One of the joys of autumn is spotting the jewel-like scarlet rosehip berries in the hedgerow, just waiting to be picked.
Rosehips are fantastic little powerhouses of good things – packed with Vitamin C, skin-saviour Vitamin A and B1, which boosts heart health. And for glowing skin, look no further - the oil from crushed and pressed rosehip seeds is wonderful used as a facial serum applied before bed.
Rosehips are also packed full of antioxidants and they are anti-inflammatory meaning that it can be used to ease sore joints, either by massaging seed oil in neat or blended (it’s quite pricey to buy the seed oil so it’s often mixed with coconut oil or shea butter to make it go further).
If you’re never tried it, homemade rosehip syrup is sticky, sweet and delicious, as well as being a fantastic immune-booster as we head toward cold and flu season!
How fiddly is it?
Not very! You can use any rose hips for the recipes, but if you’re foraging in hedgerows it’s likely you will be picking the dog rose (Rosa canina) or the denser hedging rose (Rosa rugosa). They both have simple, single pink flowers but you can tell them apart by the stems - rugosa will have prickly stems while the dog rose has traditional thorns.
This month marks 76 years since the Ministry of Food first organised National Rose Hip collections in the countryside, enlisting the WI, Scouts and Guides to collect the hips in their thousands. Oranges and citrus fruit, the normal sources of Vitamin C, were in short supply because of the war and rosehips were the answer.
In 1941, a whopping 34 MILLION rosehips were picked and turned into syrup, which was sold the following year as National Rose Hip Syrup by the Ministry of Health as “a useful wartime substitute for orange juice and a distinct improvement on blackcurrant syrup.”
Here’s how to make your own:
ROSEHIP SYRUP RECIPE
1 litre of water 500g of rosehips 300g sugar (if you want darker-coloured syrup use brown sugar)

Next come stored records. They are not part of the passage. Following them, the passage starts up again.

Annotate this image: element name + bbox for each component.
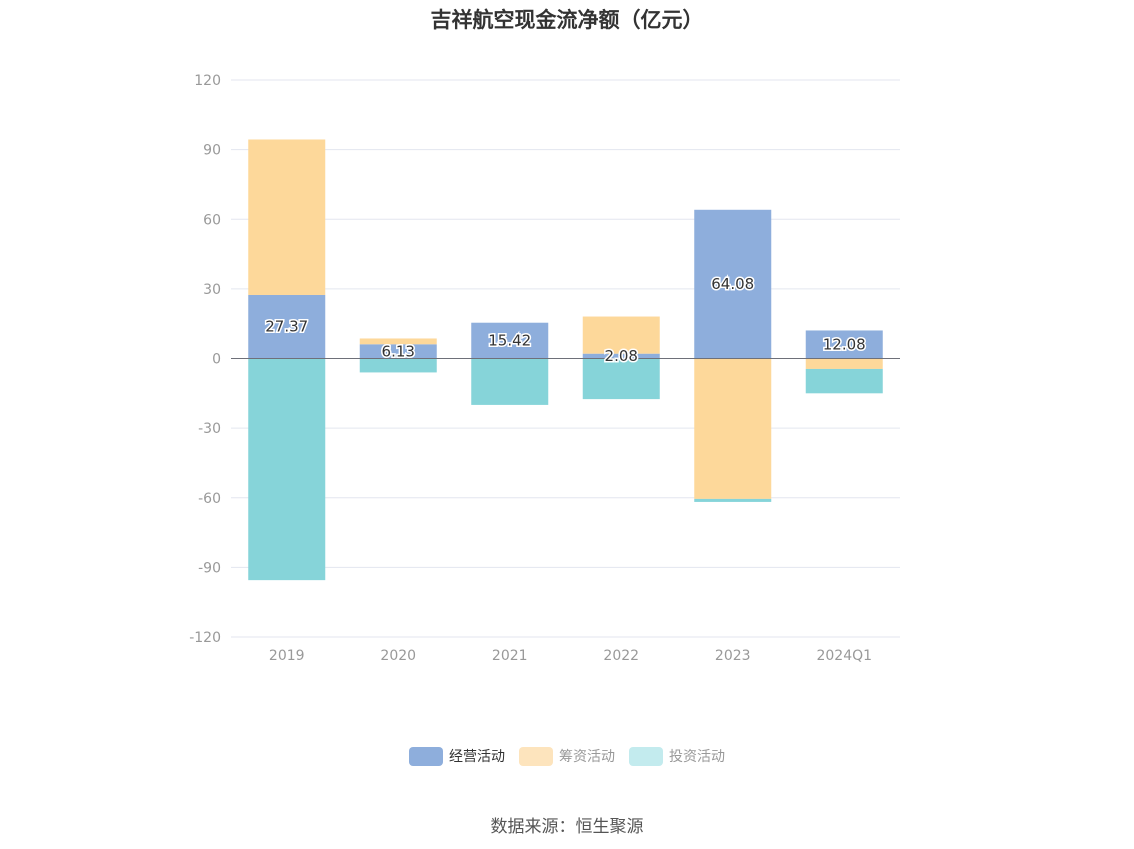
bar-经营活动 — [471, 322, 549, 359]
y-tick-label: 60 — [203, 212, 221, 228]
legend-item-financing[interactable]: 筹资活动 — [519, 746, 615, 766]
legend-swatch-financing — [519, 746, 553, 766]
y-tick-label: 0 — [212, 352, 221, 368]
bar-投资活动 — [694, 498, 772, 502]
x-tick-label: 2024Q1 — [816, 648, 872, 664]
bar-筹资活动 — [248, 139, 326, 295]
chart-title: 吉祥航空现金流净额（亿元） — [430, 8, 704, 32]
legend-swatch-investing — [629, 746, 663, 766]
bar-投资活动 — [471, 358, 549, 405]
x-tick-label: 2023 — [715, 648, 751, 664]
y-tick-label: -90 — [198, 560, 221, 576]
bar-筹资活动 — [694, 358, 772, 499]
x-tick-label: 2019 — [269, 648, 305, 664]
legend-label-investing: 投资活动 — [669, 749, 725, 765]
y-tick-label: 120 — [194, 73, 221, 89]
bar-投资活动 — [582, 358, 660, 400]
y-tick-label: -120 — [189, 630, 221, 646]
data-label: 12.08 — [823, 335, 866, 353]
bar-投资活动 — [248, 358, 326, 581]
y-tick-label: -60 — [198, 491, 221, 507]
x-tick-label: 2020 — [380, 648, 416, 664]
source-note: 数据来源：恒生聚源 — [490, 817, 644, 837]
bar-筹资活动 — [805, 358, 883, 369]
data-label: 6.13 — [382, 342, 415, 360]
data-label: 2.08 — [605, 347, 638, 365]
legend: 经营活动 筹资活动 投资活动 — [0, 746, 1134, 766]
bar-筹资活动 — [359, 338, 437, 345]
bar-投资活动 — [359, 358, 437, 373]
data-label: 64.08 — [711, 275, 754, 293]
chart-canvas: 120 90 60 30 0 -30 -60 -90 -120 2019 2020 2021 2022 2… — [189, 73, 900, 664]
y-tick-label: 30 — [203, 282, 221, 298]
bar-经营活动 — [694, 209, 772, 359]
legend-label-financing: 筹资活动 — [559, 749, 615, 765]
legend-label-operating: 经营活动 — [449, 749, 505, 765]
legend-item-investing[interactable]: 投资活动 — [629, 746, 725, 766]
x-tick-label: 2021 — [492, 648, 528, 664]
bar-筹资活动 — [582, 316, 660, 354]
bar-经营活动 — [248, 294, 326, 359]
legend-item-operating[interactable]: 经营活动 — [409, 746, 505, 766]
y-tick-label: -30 — [198, 421, 221, 437]
bar-经营活动 — [805, 330, 883, 359]
data-label: 27.37 — [265, 318, 308, 336]
x-tick-label: 2022 — [603, 648, 639, 664]
legend-swatch-operating — [409, 746, 443, 766]
bar-投资活动 — [805, 368, 883, 394]
data-label: 15.42 — [488, 332, 531, 350]
y-tick-label: 90 — [203, 143, 221, 159]
bar-经营活动 — [359, 344, 437, 359]
bar-经营活动 — [582, 353, 660, 359]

Method: Boil the water. Blitz the rosehips in a food processor, and add to the boiling water. As soon as it comes back to the boil, turn off the heat and pop the lid on, leaving for 20 minutes. Pour through a sterilised muslin bag, and allow it to drip through (don’t squeeze it, or it will go cloudy and you will get pith in it. Return the mix to the pan, add 500 ml of water, and boil again. Remove and leave for another 20 minutes, before straining through the bag. Put all the liquid onto the hob again, and reduce the liquid by half before adding the sugar and stirring until dissolved. Pour into sterilised bottles or you can put into an ice cube tray and freeze once cooled.
How to use: Take a spoonful a day OR spoon into yoghurt OR warm over ice-cream OR make a lovely hot drink with two spoonfuls in a cup of hot water, with some honey.
ROSE HIP TEA You can also drink rose hip tea. As well as vitamin C, you’ll also be getting more Vitamin A into your system, which is great news for your skin. It helps to speed up skin cell renewal, heal scars and keeps skin nourished and hydrated – which means fewer wrinkles. Hurrah.
TOP TIPS The seeds and fluffy pith inside used to be used as itching powder, so make sure to scrape them away if you’re making rose hip tea as they are an irritant. You don’t need to worry about it with syrup because you are sieving it.